Thursday, December 17, 2009

Misplaced Priorities

Americans have choices to make about what they want for themselves and their children. To assert that we can't afford healthcare reform is to make such a choice. I would argue that such an assertion is a colossal mistake in light of the other, far more expensive choices that have been made with taxpayer money over the past eight years. More to the point, those alternative policy choices (tax cuts for the wealthy and funding endless, senseless, unwinnable, bloody, expensive wars in Afghanistan and Iraq) have been wasteful and ineffective on an extreme scale. For opponents of healthcare reform to be critical of cost sounds powerfully hypocritical or powerfully uninformed after the past eight years. Spending trillions of dollars on tax cuts for the wealthy and wars that bankrupted the nation were perfectly acceptable in the Fox News viewing community under the previous administration, but now they are concerned about the cost of policy action. The deficit hawks of 2009 are far too late to the fiscal responsibility party and the average American has suffered because such tardiness.

While the business of enacting major social welfare legislation is never easy in the face of corporate resistance, healthcare reform specifically has been hampered by national priorities (misplaced as they often are) within government. Consider the well-known fact that the United States has the largest military-industrial complex in the entire world, larger than the next closest ten nations COMBINED. The cost of such a military has routinely hovered around 500 billion dollars or more in the past decade. In 2008, defense spending amounted to an obscene 636 billion dollars (a single year). The estimated cost of healthcare reform is 895 billion over ten years. That means that the American taxpayer is on the hook for over six trillion dollars over ten years in terms of defense spending. By contrast, healthcare reform will cost less than a trillion dollars over the same period of ten years, and healthcare reform is under attack by American conservatives for being too expensive. Um…

There is another entirely appropriate comparison to be made when we consider the overall cost-benefit analysis of healthcare reform. Healthcare reform in 2009 would cost far less (895 billion) than the two rounds of tax cuts (2.1 trillion dollars over 8 years, with benefits largely flowing to the wealthy) and two wars in Iraq and Afghanistan (1.3 trillion dollars over 8 years) under George W. Bush that bankrupted America in a way previously unseen. President Barack Obama pointed this out in his State of the Union address on September 9th, 2009. Nobel Prize-winning economist Joseph Stiglitz and the National Priorities Project also made this distinction clear by detailing the potential social investment power of one trillion dollars. A trillion dollars could have built 8 million additional housing units, could have hired 15 million public school teachers for one year, could have paid for 120 million children to attend a year of Head Start, could have insured 530 million children with healthcare for one year, or provided 43 million students with 4-year scholarships at public universities.

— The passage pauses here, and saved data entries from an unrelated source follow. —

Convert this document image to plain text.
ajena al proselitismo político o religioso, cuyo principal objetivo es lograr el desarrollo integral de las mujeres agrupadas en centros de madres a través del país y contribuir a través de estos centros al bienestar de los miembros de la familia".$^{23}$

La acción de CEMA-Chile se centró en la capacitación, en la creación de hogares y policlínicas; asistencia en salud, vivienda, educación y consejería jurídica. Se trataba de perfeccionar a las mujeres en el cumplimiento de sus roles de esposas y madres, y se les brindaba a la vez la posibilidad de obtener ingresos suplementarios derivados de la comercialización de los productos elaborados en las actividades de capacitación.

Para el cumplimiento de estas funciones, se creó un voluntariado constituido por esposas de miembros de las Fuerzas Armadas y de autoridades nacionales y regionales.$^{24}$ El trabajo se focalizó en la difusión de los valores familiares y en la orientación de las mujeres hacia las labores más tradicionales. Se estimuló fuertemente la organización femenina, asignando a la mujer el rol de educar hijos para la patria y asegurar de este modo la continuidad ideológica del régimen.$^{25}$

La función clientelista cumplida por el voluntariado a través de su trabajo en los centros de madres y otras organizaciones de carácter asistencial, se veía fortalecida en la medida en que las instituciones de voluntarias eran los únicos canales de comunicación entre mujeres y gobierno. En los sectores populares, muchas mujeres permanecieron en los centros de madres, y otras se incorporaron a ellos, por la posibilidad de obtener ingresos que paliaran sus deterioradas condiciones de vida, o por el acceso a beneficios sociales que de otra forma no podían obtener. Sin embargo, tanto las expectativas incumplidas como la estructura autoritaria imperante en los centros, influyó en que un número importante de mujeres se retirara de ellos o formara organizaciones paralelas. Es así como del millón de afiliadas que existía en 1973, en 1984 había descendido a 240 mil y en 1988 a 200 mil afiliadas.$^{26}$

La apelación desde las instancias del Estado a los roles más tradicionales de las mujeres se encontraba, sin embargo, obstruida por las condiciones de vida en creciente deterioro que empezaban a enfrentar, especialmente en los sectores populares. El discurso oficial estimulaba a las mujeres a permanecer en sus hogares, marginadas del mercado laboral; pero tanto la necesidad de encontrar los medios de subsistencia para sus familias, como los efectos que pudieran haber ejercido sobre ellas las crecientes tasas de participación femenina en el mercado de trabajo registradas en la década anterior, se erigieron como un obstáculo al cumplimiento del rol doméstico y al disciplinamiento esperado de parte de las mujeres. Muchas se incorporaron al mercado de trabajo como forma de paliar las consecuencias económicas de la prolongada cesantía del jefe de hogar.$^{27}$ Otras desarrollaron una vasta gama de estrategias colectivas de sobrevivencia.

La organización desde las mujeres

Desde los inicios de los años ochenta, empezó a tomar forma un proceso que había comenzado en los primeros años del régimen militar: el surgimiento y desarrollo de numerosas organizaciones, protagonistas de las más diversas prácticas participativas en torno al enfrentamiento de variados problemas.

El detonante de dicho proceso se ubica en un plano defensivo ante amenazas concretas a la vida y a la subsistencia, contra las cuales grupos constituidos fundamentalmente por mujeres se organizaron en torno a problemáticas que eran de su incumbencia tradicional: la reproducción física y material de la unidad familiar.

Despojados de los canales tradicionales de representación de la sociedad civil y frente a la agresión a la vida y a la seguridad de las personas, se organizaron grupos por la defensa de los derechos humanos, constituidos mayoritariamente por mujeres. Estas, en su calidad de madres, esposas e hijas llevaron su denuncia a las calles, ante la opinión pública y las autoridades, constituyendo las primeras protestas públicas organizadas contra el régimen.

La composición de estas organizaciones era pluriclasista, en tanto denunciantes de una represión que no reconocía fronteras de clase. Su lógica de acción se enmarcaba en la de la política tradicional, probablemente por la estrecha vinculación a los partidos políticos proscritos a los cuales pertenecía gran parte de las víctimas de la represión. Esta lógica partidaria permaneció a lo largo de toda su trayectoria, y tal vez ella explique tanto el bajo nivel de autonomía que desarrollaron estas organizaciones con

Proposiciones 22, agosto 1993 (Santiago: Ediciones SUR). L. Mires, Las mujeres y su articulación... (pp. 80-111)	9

I'll say it again. We have choices to make regarding the overall welfare of America. The choices that have been made by a handful of slow-witted, silly, rich, conservative white men over the past eight years were undoubtedly the wrong choices, and the great majority of Americans have suffered because of those choices. To look forward and claim that our social welfare policy choices (healthcare, education, infrastructure) absolutely have to be constrained by cost is to deny reality and to ignore previous mistakes. There will be further disagreement about healthcare reform, regulatory reform, and entitlement spending in the years ahead, but what is not in dispute is how America got here. Endless spending on two disastrous wars and two equally disastrous rounds of tax cuts brought America to its financial knees. The time has come to reorganize our priorities. If we want Social Security, Medicare, Medicaid, and basic public services that define a developed nation to survive, we have to stop squandering trillions of dollars on tax cuts for the wealthy and endless wars that inflame anti-American sentiment around the globe. Stop listening to the Joe Liebermans, John McCains, and Fox News commentators that sent us into this collective quagmire in the first place. The arsonists are in no position to accuse the firefighters of wasting water.

This is one of those pivotal moments where we make a collective decision about what is important to us. If access to healthcare, education, and a middle-class quality of life really are important to the vast majority of Americans (and I suspect that they are), we have to decide that we will spend the money to achieve those goals. If tax cuts for a tiny minority of wealthy people and endless, unpopular wars are more important, then the status-quo will be entirely acceptable. Make up your mind America, and soon, because time really is money.